Tatmotiv noch unklar Amokfahrt in Leipzig: Ermittlungen laufen weiter
Nach der tödlichen Fahrt durch die Innenstadt steht Leipzig unter Schock. Zwei Menschen starben, viele weitere wurden verletzt – wie viele genau, ist noch unklar.
Kerzen, Blumen und stille Anteilnahme prägen das Bild in der Leipziger Innenstadt nach der tödlichen Amokfahrt. Während die Stadt der Opfer gedenkt, laufen die Ermittlungen zu der Tat weiter. Der 33-jährige deutsche Tatverdächtige soll im Laufe des Tages einem Haftrichter vorgeführt werden. Er war am Montagabend unmittelbar nach der Tat festgenommen worden.
Zahl der Verletzten weiter unklar
Die genaue Zahl der Verletzten ist weiterhin unklar. „Das war gestern sehr schwierig. Viele Leute haben den Ort selbstständig verlassen und sich zum Arzt begeben“, sagte ein Sprecher der Staatsanwaltschaft. Sicher ist bislang nur: Drei Menschen wurden schwer verletzt, hinzu kommen zahlreiche weitere Betroffene. Insgesamt sollen rund 80 Menschen von den Ereignissen betroffen sein.

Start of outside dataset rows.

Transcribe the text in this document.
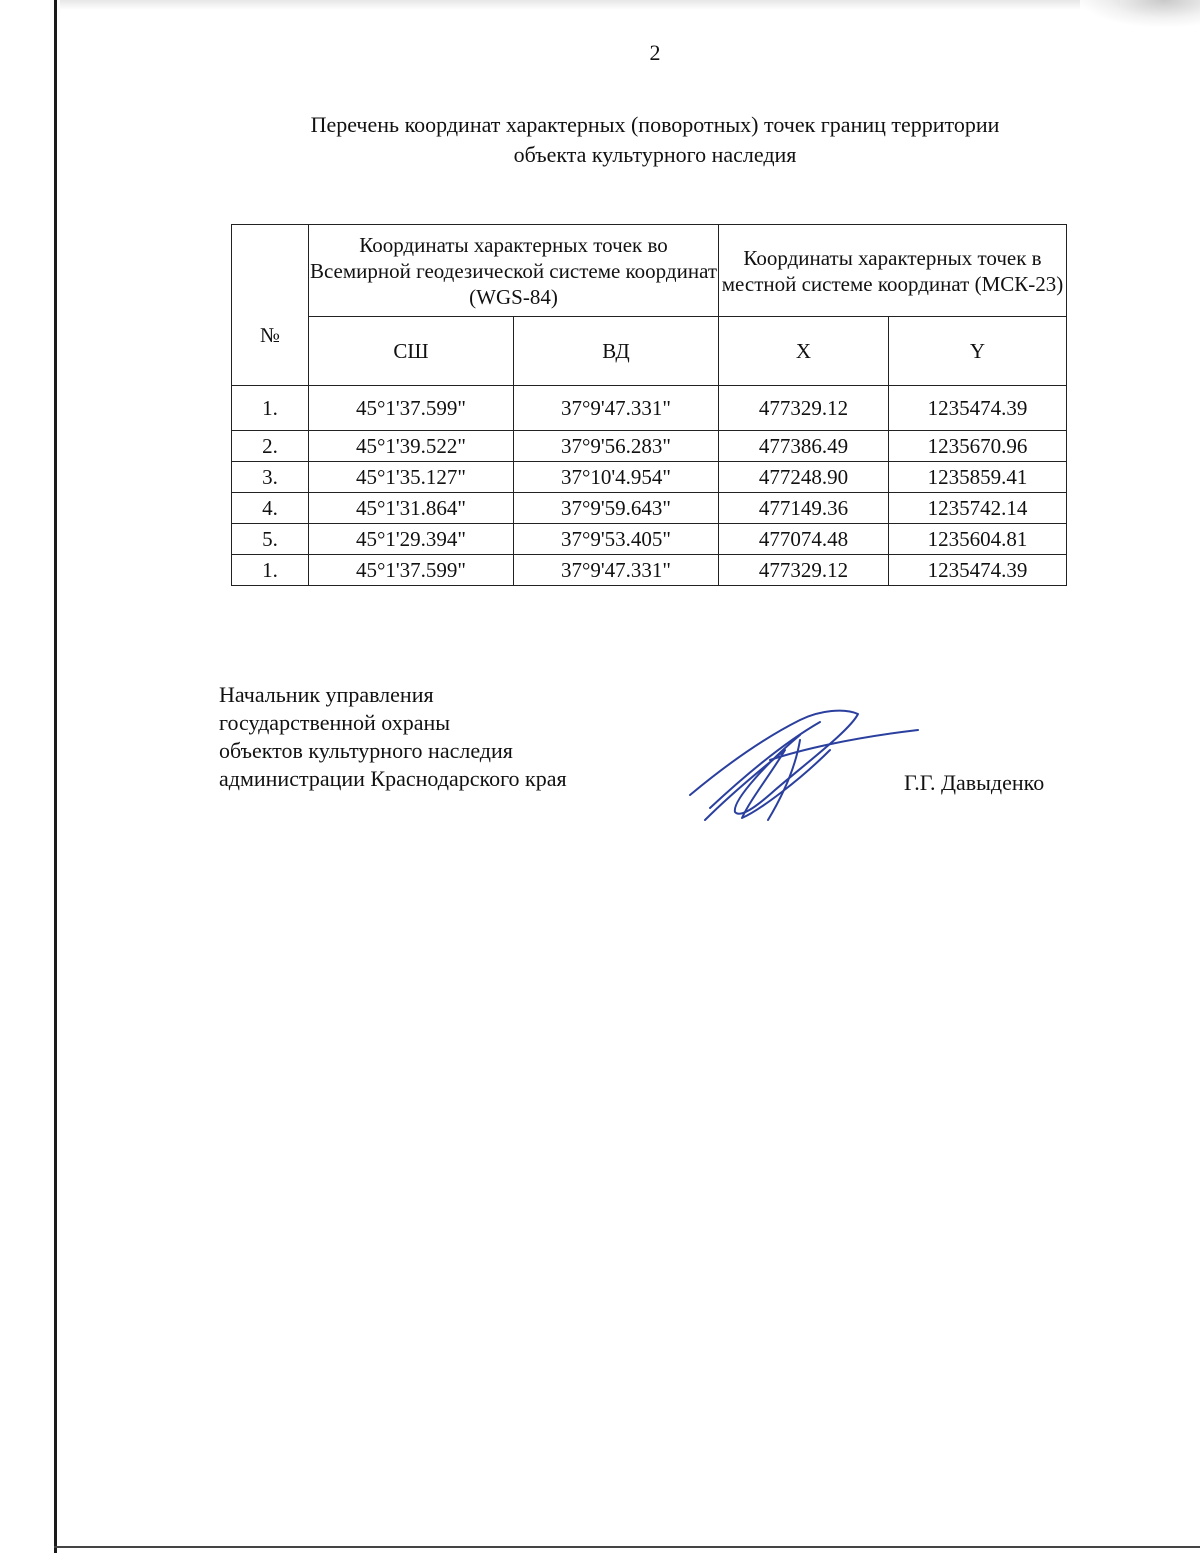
2
Перечень координат характерных (поворотных) точек границ территории
объекта культурного наследия
№	Координаты характерных точек во Всемирной геодезической системе координат (WGS-84)		Координаты характерных точек в местной системе координат (МСК-23)	
	СШ	ВД	X	Y
1.	45°1'37.599"	37°9'47.331"	477329.12	1235474.39
2.	45°1'39.522"	37°9'56.283"	477386.49	1235670.96
3.	45°1'35.127"	37°10'4.954"	477248.90	1235859.41
4.	45°1'31.864"	37°9'59.643"	477149.36	1235742.14
5.	45°1'29.394"	37°9'53.405"	477074.48	1235604.81
1.	45°1'37.599"	37°9'47.331"	477329.12	1235474.39
Начальник управления
государственной охраны
объектов культурного наследия
администрации Краснодарского края	Г.Г. Давыденко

Die Polizei geht nach bisherigen Erkenntnissen nicht von einem politischen oder religiösen Motiv des Täters aus. Sachsens Innenminister Armin Schuster hatte bereits am Abend von einem mutmaßlichen Einzeltäter gesprochen. „Wenn wir von einer Amokfahrt sprechen, dann spricht das für eine Tat, die in wütendem, rasendem Zustand geschieht und oft auch mit einer psychischen Labilität. Ob das in diesem Fall zutrifft, werden Polizei und Staatsanwaltschaft klären“, sagte der CDU-Politiker. Nach dpa-Informationen war der Mann vor der Tat polizeibekannt.
Zwei Tote - Ermittlungen wegen Mordes
Bei der Amokfahrt wurden eine 63-jährige Frau und ein 77-jähriger Mann getötet. Beide waren deutsche Staatsangehörige. Die Staatsanwaltschaft ermittelt wegen Mordes in zwei Fällen sowie wegen versuchten Mordes in mindestens zwei Fällen.

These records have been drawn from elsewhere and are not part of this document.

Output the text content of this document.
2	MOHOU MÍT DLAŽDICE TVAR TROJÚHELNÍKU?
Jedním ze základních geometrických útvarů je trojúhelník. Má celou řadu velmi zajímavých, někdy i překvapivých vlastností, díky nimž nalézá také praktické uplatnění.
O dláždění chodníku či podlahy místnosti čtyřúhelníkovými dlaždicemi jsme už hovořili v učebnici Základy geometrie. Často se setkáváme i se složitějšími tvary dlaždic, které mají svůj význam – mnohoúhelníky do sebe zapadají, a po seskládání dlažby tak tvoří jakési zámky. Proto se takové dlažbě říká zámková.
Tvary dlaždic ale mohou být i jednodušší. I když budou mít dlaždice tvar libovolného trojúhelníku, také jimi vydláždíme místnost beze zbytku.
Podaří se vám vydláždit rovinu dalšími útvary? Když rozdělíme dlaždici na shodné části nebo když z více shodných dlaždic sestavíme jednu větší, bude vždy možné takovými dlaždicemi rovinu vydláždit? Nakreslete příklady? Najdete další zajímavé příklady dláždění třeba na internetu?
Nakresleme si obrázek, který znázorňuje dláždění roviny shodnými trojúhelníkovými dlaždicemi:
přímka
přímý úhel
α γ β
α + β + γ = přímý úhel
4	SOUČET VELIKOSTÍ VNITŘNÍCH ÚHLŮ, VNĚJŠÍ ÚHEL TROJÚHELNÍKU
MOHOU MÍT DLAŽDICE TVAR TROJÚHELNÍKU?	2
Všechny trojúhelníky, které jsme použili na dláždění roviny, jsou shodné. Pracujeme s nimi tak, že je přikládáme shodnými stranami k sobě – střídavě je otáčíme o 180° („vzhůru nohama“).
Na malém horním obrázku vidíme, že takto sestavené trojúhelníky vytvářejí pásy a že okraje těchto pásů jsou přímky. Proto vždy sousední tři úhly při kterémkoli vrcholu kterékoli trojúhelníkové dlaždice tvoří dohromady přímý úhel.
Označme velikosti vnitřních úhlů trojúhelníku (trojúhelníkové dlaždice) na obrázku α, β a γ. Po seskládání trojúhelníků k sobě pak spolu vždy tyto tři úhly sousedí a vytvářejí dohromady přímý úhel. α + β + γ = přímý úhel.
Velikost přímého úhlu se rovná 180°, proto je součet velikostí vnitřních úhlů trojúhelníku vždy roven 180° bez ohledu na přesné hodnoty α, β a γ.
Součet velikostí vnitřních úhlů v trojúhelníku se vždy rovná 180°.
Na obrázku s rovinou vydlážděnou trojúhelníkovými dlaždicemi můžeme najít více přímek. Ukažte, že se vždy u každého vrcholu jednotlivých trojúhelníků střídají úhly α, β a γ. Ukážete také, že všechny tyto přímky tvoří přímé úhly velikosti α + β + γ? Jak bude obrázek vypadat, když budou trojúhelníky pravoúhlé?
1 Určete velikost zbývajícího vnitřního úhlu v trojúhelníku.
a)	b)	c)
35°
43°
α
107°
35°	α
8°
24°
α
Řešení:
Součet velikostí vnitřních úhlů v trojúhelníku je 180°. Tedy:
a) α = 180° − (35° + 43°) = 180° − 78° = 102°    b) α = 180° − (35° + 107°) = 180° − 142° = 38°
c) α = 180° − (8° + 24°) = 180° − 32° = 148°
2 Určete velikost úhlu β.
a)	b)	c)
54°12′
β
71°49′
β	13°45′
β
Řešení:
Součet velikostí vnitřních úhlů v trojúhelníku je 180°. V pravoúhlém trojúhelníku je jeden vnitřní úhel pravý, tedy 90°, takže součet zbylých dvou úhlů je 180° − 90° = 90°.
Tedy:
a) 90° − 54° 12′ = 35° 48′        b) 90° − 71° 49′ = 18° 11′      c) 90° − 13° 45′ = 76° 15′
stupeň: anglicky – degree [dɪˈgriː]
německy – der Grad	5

Der 33-jährige Tatverdächtige war am späten Montagnachmittag mit einem weißen Auto vom Augustusplatz kommend über die Grimmaische Straße bis zum Markt gefahren, der Wagen erfasste dabei mehrere Menschen. Der Mann wurde noch im Fahrzeug von der Polizei festgenommen und ließ sich widerstandslos festnehmen.

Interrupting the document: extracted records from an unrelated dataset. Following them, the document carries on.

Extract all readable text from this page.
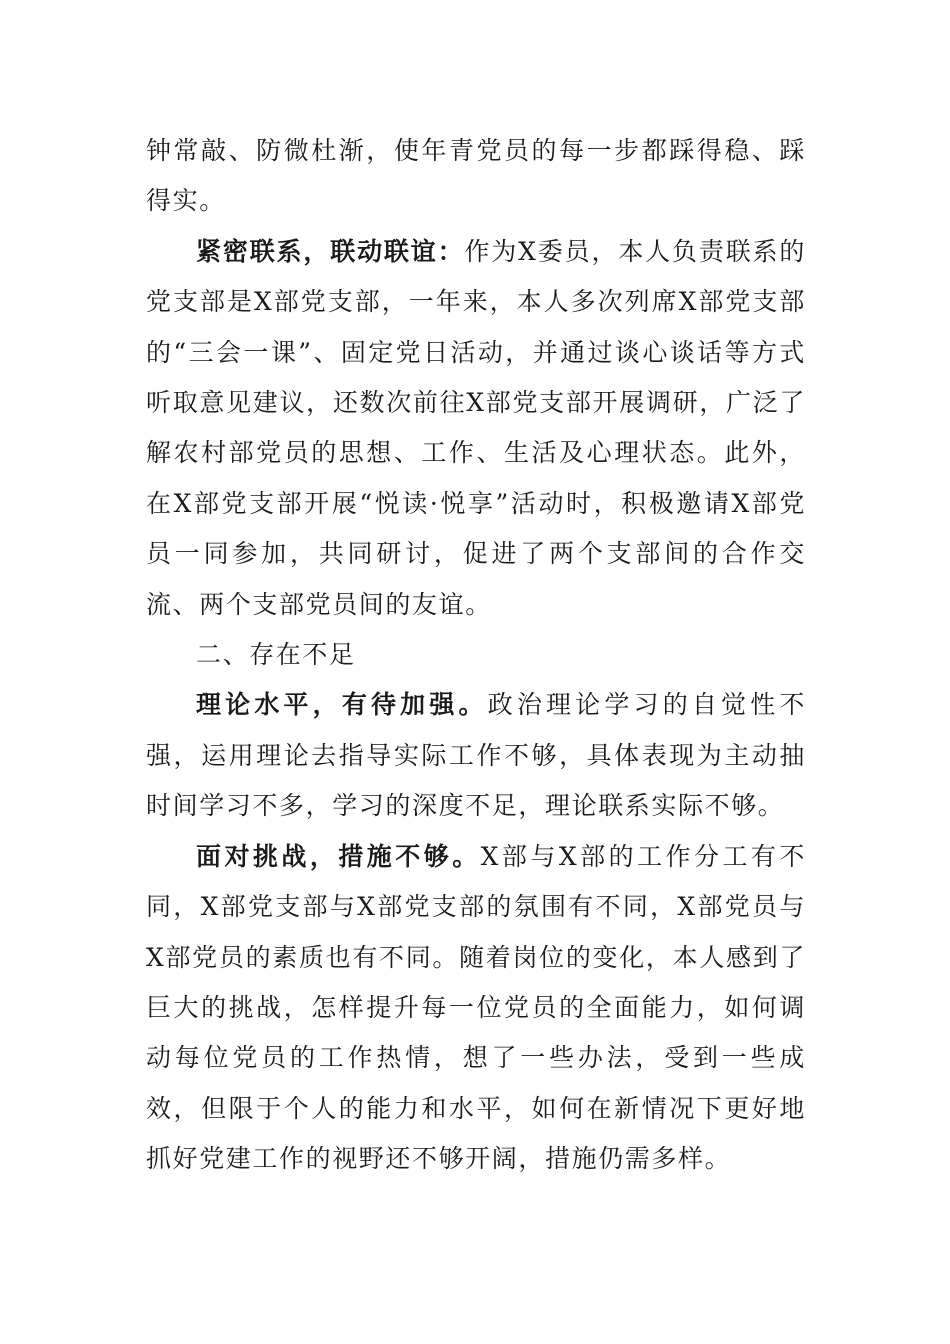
钟常敲、防微杜渐，使年青党员的每一步都踩得稳、踩得实。

紧密联系，联动联谊：作为X委员，本人负责联系的党支部是X部党支部，一年来，本人多次列席X部党支部的“三会一课”、固定党日活动，并通过谈心谈话等方式听取意见建议，还数次前往X部党支部开展调研，广泛了解农村部党员的思想、工作、生活及心理状态。此外，在X部党支部开展“悦读·悦享”活动时，积极邀请X部党员一同参加，共同研讨，促进了两个支部间的合作交流、两个支部党员间的友谊。

二、存在不足

理论水平，有待加强。政治理论学习的自觉性不强，运用理论去指导实际工作不够，具体表现为主动抽时间学习不多，学习的深度不足，理论联系实际不够。

面对挑战，措施不够。X部与X部的工作分工有不同，X部党支部与X部党支部的氛围有不同，X部党员与X部党员的素质也有不同。随着岗位的变化，本人感到了巨大的挑战，怎样提升每一位党员的全面能力，如何调动每位党员的工作热情，想了一些办法，受到一些成效，但限于个人的能力和水平，如何在新情况下更好地抓好党建工作的视野还不够开阔，措施仍需多样。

Trauer in der Stadt - Gedenken geplant
In der Stadt hat inzwischen die Trauer begonnen. Am Tatort legen Menschen Blumen und Kerzen nieder, die Flaggen am Neuen Rathaus wurden auf halbmast gesetzt.
Sachsens Ministerpräsident Michael Kretschmer (CDU) zeigte sich tief betroffen. „Ich bin in Gedanken bei den Opfern und ihren Familien“, teilte er mit. Sachsens Opferbeauftragte Iris Kloppich bot den Betroffenen Unterstützung an. Sie sei Anlaufstelle für Opfer schwerer Gewalttaten und verstehe sich als Lotsin zu Hilfsangeboten.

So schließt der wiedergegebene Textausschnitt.